La suite est une série de miniscandales. On loge d'abord la fugitive chez Raymond Darnajou, membre du « comité de rédaction » du Cri des gueux : il vit avec son amie dans un deux pièces, mais il y a un divan dans le salon, et le couple a le cœur sur la main. Un mois plus tard, cependant, le drame éclate : Jo est sale, paresseuse, et en plus elle vole les commerçants du coin, ce qui n'arrange pas les relations de voisinage... Furieux, Darnajou la met dehors, et l'on installe Jo chez un autre membre du « comité de rédaction » du Cri des gueux, Maurice Hémery, qui habite en banlieue, à Aulnay-sous-Bois. Mais la jeune fille s'échappe bien vite et réapparaît rue Pigalle, s'imposant chez le bon Pierre Onteniente, qui lui laisse son lit et dort sur le tapis.

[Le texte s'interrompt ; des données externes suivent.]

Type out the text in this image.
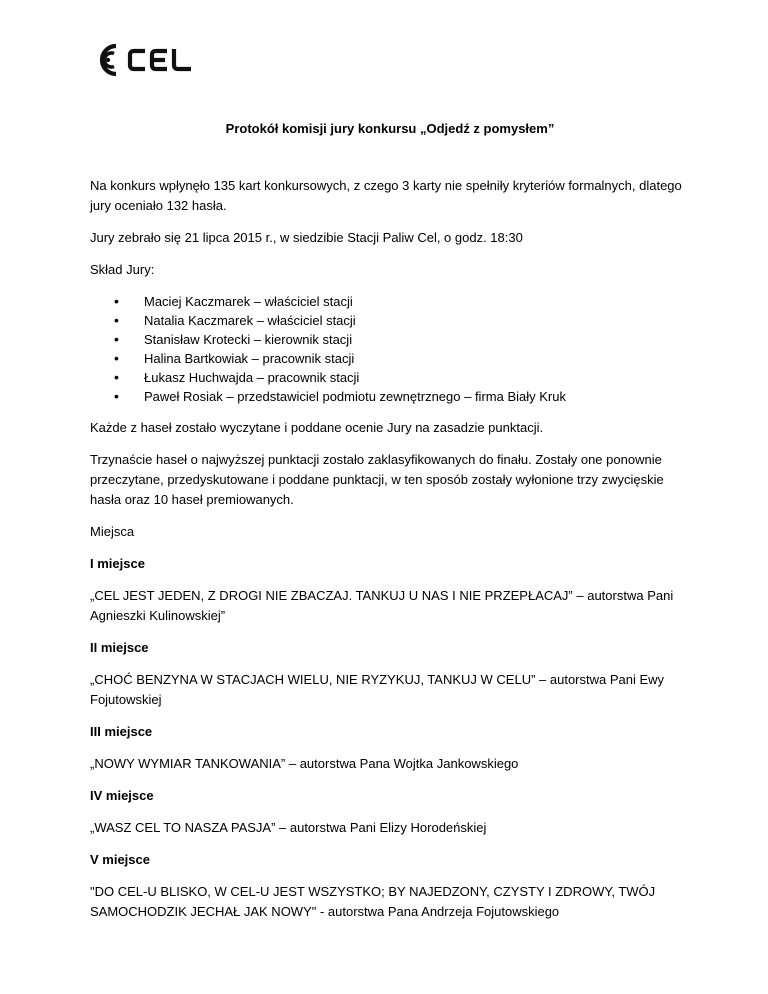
Protokół komisji jury konkursu „Odjedź z pomysłem”

Na konkurs wpłynęło 135 kart konkursowych, z czego 3 karty nie spełniły kryteriów formalnych, dlatego jury oceniało 132 hasła.

Jury zebrało się 21 lipca 2015 r., w siedzibie Stacji Paliw Cel, o godz. 18:30

Skład Jury:

• Maciej Kaczmarek – właściciel stacji
• Natalia Kaczmarek – właściciel stacji
• Stanisław Krotecki – kierownik stacji
• Halina Bartkowiak – pracownik stacji
• Łukasz Huchwajda – pracownik stacji
• Paweł Rosiak – przedstawiciel podmiotu zewnętrznego – firma Biały Kruk

Każde z haseł zostało wyczytane i poddane ocenie Jury na zasadzie punktacji.

Trzynaście haseł o najwyższej punktacji zostało zaklasyfikowanych do finału. Zostały one ponownie przeczytane, przedyskutowane i poddane punktacji, w ten sposób zostały wyłonione trzy zwycięskie hasła oraz 10 haseł premiowanych.

Miejsca

I miejsce

„CEL JEST JEDEN, Z DROGI NIE ZBACZAJ. TANKUJ U NAS I NIE PRZEPŁACAJ” – autorstwa Pani Agnieszki Kulinowskiej”

II miejsce

„CHOĆ BENZYNA W STACJACH WIELU, NIE RYZYKUJ, TANKUJ W CELU” – autorstwa Pani Ewy Fojutowskiej

III miejsce

„NOWY WYMIAR TANKOWANIA” – autorstwa Pana Wojtka Jankowskiego

IV miejsce

„WASZ CEL TO NASZA PASJA” – autorstwa Pani Elizy Horodeńskiej

V miejsce

"DO CEL-U BLISKO, W CEL-U JEST WSZYSTKO; BY NAJEDZONY, CZYSTY I ZDROWY, TWÓJ SAMOCHODZIK JECHAŁ JAK NOWY" - autorstwa Pana Andrzeja Fojutowskiego
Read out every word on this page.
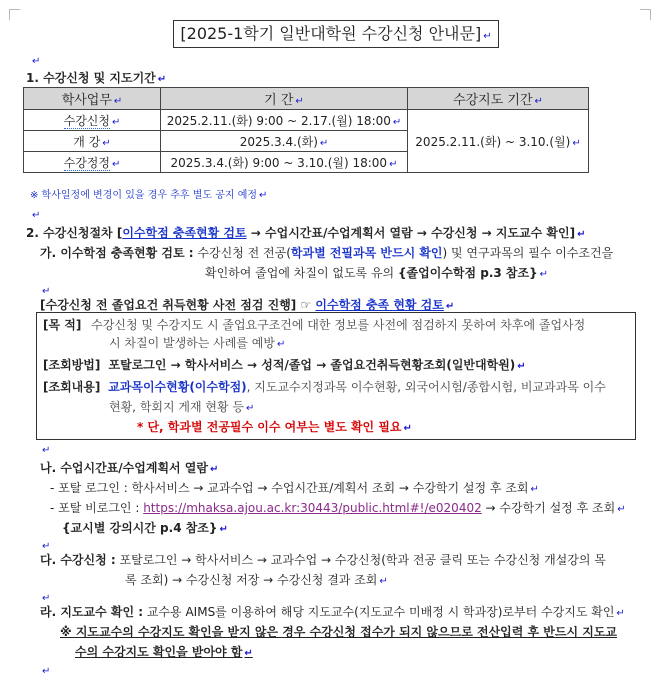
[2025-1학기 일반대학원 수강신청 안내문] ↵
↵
1. 수강신청 및 지도기간 ↵
학사업무 ↵	기 간 ↵	수강지도 기간 ↵
수강신청 ↵	2025.2.11.(화) 9:00 ~ 2.17.(월) 18:00 ↵	2025.2.11.(화) ~ 3.10.(월) ↵
개 강 ↵	2025.3.4.(화) ↵	
수강정정 ↵	2025.3.4.(화) 9:00 ~ 3.10.(월) 18:00 ↵	
※ 학사일정에 변경이 있을 경우 추후 별도 공지 예정 ↵
↵
2. 수강신청절차 [이수학점 충족현황 검토 → 수업시간표/수업계획서 열람 → 수강신청 → 지도교수 확인] ↵
가. 이수학점 충족현황 검토 : 수강신청 전 전공(학과별 전필과목 반드시 확인) 및 연구과목의 필수 이수조건을
확인하여 졸업에 차질이 없도록 유의 {졸업이수학점 p.3 참조} ↵
↵
[수강신청 전 졸업요건 취득현황 사전 점검 진행] ☞ 이수학점 충족 현황 검토 ↵
[목 적] 수강신청 및 수강지도 시 졸업요구조건에 대한 정보를 사전에 점검하지 못하여 차후에 졸업사정
시 차질이 발생하는 사례를 예방 ↵
[조회방법] 포탈로그인 → 학사서비스 → 성적/졸업 → 졸업요건취득현황조회(일반대학원) ↵
[조회내용] 교과목이수현황(이수학점), 지도교수지정과목 이수현황, 외국어시험/종합시험, 비교과과목 이수
현황, 학회지 게재 현황 등 ↵
* 단, 학과별 전공필수 이수 여부는 별도 확인 필요 ↵
↵
나. 수업시간표/수업계획서 열람 ↵
- 포탈 로그인 : 학사서비스 → 교과수업 → 수업시간표/계획서 조회 → 수강학기 설정 후 조회 ↵
- 포탈 비로그인 : https://mhaksa.ajou.ac.kr:30443/public.html#!/e020402 → 수강학기 설정 후 조회 ↵
{교시별 강의시간 p.4 참조} ↵
↵
다. 수강신청 : 포탈로그인 → 학사서비스 → 교과수업 → 수강신청(학과 전공 클릭 또는 수강신청 개설강의 목
록 조회) → 수강신청 저장 → 수강신청 결과 조회 ↵
↵
라. 지도교수 확인 : 교수용 AIMS를 이용하여 해당 지도교수(지도교수 미배정 시 학과장)로부터 수강지도 확인 ↵
※ 지도교수의 수강지도 확인을 받지 않은 경우 수강신청 접수가 되지 않으므로 전산입력 후 반드시 지도교
수의 수강지도 확인을 받아야 함 ↵
↵
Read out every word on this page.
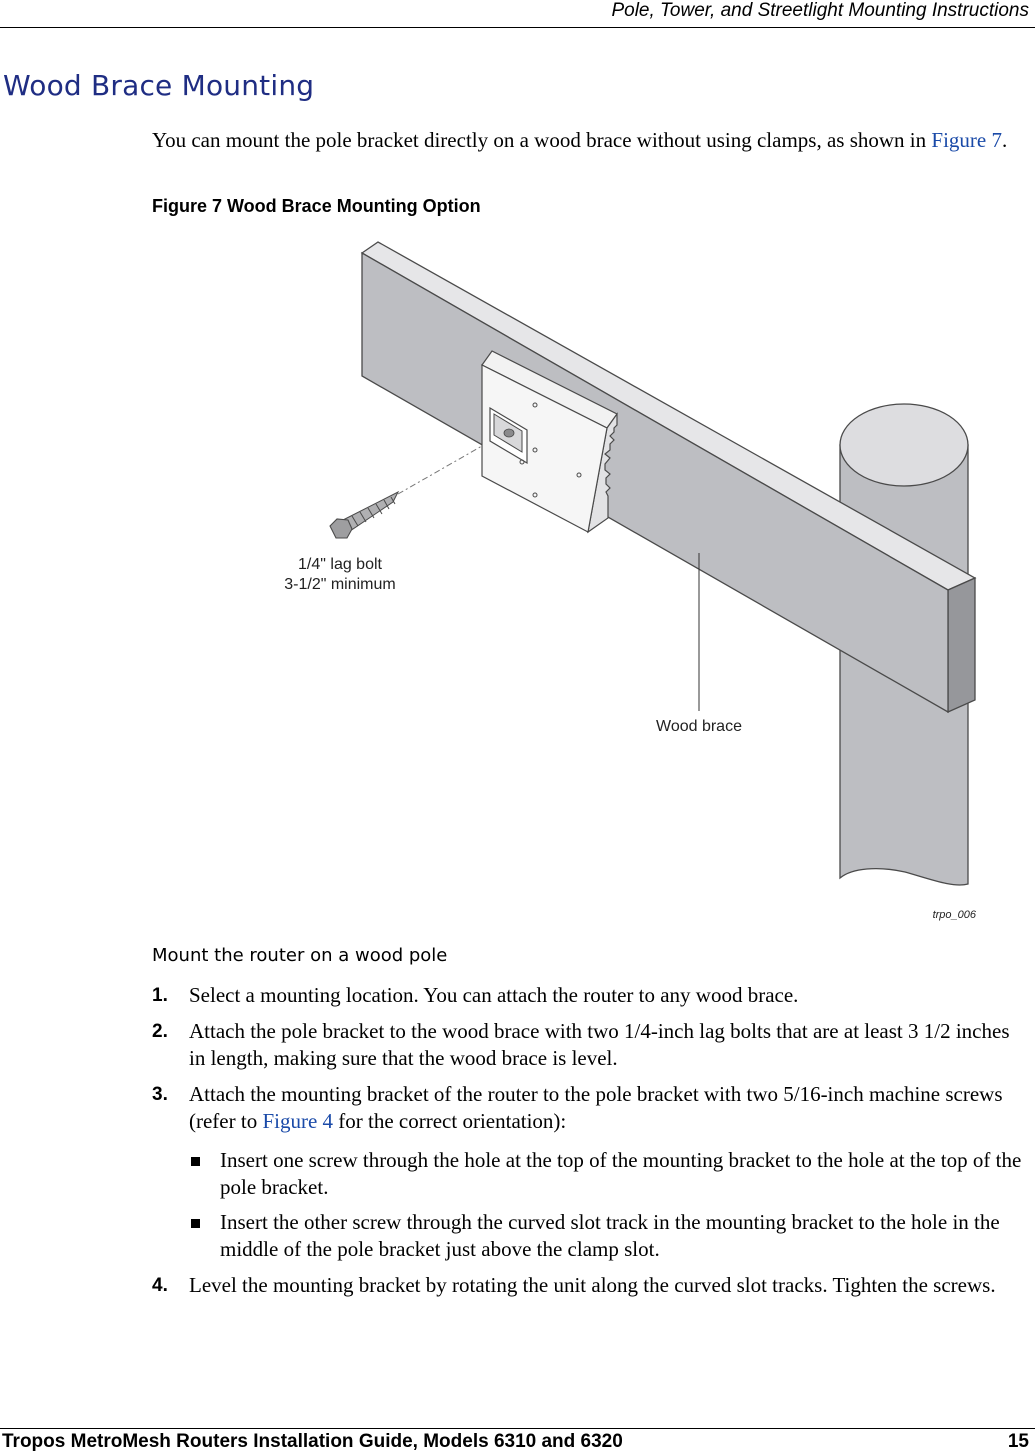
Pole, Tower, and Streetlight Mounting Instructions
Wood Brace Mounting
You can mount the pole bracket directly on a wood brace without using clamps, as shown in Figure 7.
Figure 7 Wood Brace Mounting Option
1/4" lag bolt
3-1/2" minimum
Wood brace
trpo_006
Mount the router on a wood pole
1. Select a mounting location. You can attach the router to any wood brace.
2. Attach the pole bracket to the wood brace with two 1/4-inch lag bolts that are at least 3 1/2 inches in length, making sure that the wood brace is level.
3. Attach the mounting bracket of the router to the pole bracket with two 5/16-inch machine screws (refer to Figure 4 for the correct orientation):
Insert one screw through the hole at the top of the mounting bracket to the hole at the top of the pole bracket.
Insert the other screw through the curved slot track in the mounting bracket to the hole in the middle of the pole bracket just above the clamp slot.
4. Level the mounting bracket by rotating the unit along the curved slot tracks. Tighten the screws.
Tropos MetroMesh Routers Installation Guide, Models 6310 and 6320	15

C'est à cette époque que les relations avec Brassens vont changer : Jo perd sa virginité dans un hôtel des environs où les deux amants se retrouvent dorénavant régulièrement. Mais voilà : la jeune fille est non seulement mythomane, cleptomane, d'une hygiène douteuse, mais elle est aussi infidèle. Peu de jours après avoir découvert, dans les bras de Georges, les joies de l'amour, elle va les goûter ailleurs, mais de façon vénale cette fois, et transmettra à son amant quelques souvenirs désagréables de cet écart de conduite. Brassens est bien sûr furieux et craint en outre d'être poursuivi au mieux pour détournement de mineure, au pire pour proxénétisme. « Après des injections aigües d'antiseptique » (Brassens a retrouvé un ami sétois devenu médecin qui lui fait des piqûres puis soigne la jeune fille), ce sera, en août 1946, la rupture. Jo, qui vient d'avoir dix-huit ans, poursuivra son destin : quelques mois de prison, à Saint-Lazare, puis semble-t-il le trottoir. Huit vers célèbrent directement cette histoire :

Un soir, à la suite de
Manœuvres douteuses,
Elle tomba victime d'une
Maladie honteuse.
Lors, en tout bien, toute amitié,
En fille probe,
Elle me passa la moitié de ses microbes.

Mais on trouve le souvenir de la petite Jo dans trois chansons, Le Mauvais Sujet repenti donc (1952), Putain de toi (1953) et Une jolie fleur (1954).